Once I'm standing at the stand I look up and see everyone looking at me with sorrowful looks, but I catch one pair of really concerned eyes and I force yet another smile at him which reminds me I will try talk to him after this,

"Where to begin," I start,"my mother, she was a beautiful woman. She took care of both me and Ash while working full time. As much as I would have liked to have more time with her," a tear slips down my cheek, "I couldn't, I wanted my mom to do what she loves photography. My mother was my role model, I want to take up after her and become a professional photographer just like her, she taught me everything I know. I only saw her last week and you know what she told me before we left England," I pause, blinking a few more tears away, "That she was coming home full time after she finished her last job in Paris. That day I had a bad feeling leaving her there at the airport after saying goodbye, but I thought it was nothing... and now she's gone," I say placing a hand to my mouth tears falling freely now, that's when I saw Ash just about to jump off his seat to come to me and I look at him silently saying not to, "I love my mother, she was my best friend, I could tell her anything and now my best friend is gone. I'm going to make you proud mom, I promise. I love you... I miss you." I finish and take a step back from the stand and walk back to my seat, leaning on Ash while he kisses the crown of my head and hugs me tightly.

We were all standing on the edge of a cliff by the water, a place that my mom loved very much. Mom always told us if anything were ever to happen to her she wished to be cremated and her ashes were to be set free by the ocean. We as in me, Ash, my group, Ana, and a few more close friends of my mom.

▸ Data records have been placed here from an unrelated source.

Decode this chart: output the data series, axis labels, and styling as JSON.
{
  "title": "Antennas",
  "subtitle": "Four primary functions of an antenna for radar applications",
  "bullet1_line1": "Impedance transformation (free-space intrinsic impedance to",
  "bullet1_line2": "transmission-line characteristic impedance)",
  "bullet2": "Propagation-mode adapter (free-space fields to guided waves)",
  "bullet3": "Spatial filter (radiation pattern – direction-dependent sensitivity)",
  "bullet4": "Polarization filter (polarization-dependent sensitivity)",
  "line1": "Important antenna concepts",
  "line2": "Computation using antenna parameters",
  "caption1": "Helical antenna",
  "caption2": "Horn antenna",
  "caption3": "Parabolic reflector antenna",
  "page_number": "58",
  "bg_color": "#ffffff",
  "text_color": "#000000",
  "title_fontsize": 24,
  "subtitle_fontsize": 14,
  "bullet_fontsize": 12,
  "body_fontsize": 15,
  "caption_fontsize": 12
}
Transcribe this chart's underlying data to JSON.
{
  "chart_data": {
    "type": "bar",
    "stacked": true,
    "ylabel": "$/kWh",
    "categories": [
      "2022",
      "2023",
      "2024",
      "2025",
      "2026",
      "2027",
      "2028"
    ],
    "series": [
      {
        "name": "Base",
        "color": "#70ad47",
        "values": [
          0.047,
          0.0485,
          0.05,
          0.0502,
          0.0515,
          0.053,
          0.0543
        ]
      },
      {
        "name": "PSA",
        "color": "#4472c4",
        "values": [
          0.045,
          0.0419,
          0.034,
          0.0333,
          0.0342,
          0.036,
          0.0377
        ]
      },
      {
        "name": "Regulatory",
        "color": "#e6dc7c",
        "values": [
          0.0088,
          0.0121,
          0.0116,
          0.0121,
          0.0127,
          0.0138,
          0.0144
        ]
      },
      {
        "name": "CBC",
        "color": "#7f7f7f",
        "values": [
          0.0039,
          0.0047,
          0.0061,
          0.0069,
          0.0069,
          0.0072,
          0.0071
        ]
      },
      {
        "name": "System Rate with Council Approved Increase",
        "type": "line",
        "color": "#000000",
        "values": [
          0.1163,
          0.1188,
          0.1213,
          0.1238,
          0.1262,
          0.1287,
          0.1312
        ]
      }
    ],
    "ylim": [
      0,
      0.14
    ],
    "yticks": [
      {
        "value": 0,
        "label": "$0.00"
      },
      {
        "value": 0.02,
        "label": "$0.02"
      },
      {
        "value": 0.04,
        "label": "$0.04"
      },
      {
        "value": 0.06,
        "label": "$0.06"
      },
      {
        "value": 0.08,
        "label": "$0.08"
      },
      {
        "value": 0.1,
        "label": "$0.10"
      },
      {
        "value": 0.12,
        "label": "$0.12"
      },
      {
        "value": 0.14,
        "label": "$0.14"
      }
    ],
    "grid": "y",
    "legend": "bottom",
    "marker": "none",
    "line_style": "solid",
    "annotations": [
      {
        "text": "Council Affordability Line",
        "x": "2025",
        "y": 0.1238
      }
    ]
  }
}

I stood close by Ash's side and look up at him as I take a handful of mom's ashes in my hand and he did the same. Everyone else just watched since me and Ash were keeping the rest of her ashes. Me and Ash take a step forward not to close to the edge, but close enough to see the water. I look up at Ash and he looks down at me and nods. Together we let go of the ashes and say,

"Rest in peace mom."

And soon I am taken back in Ash's arms and hugged tightly as we watch the ashes blow away in the wind, with small sad smiles along with a few tears running down my face. Ash kisses the crown of my head, like he has done most of today in a comforting matter. Mom would want us to be happy and that's what we will try and be... happy.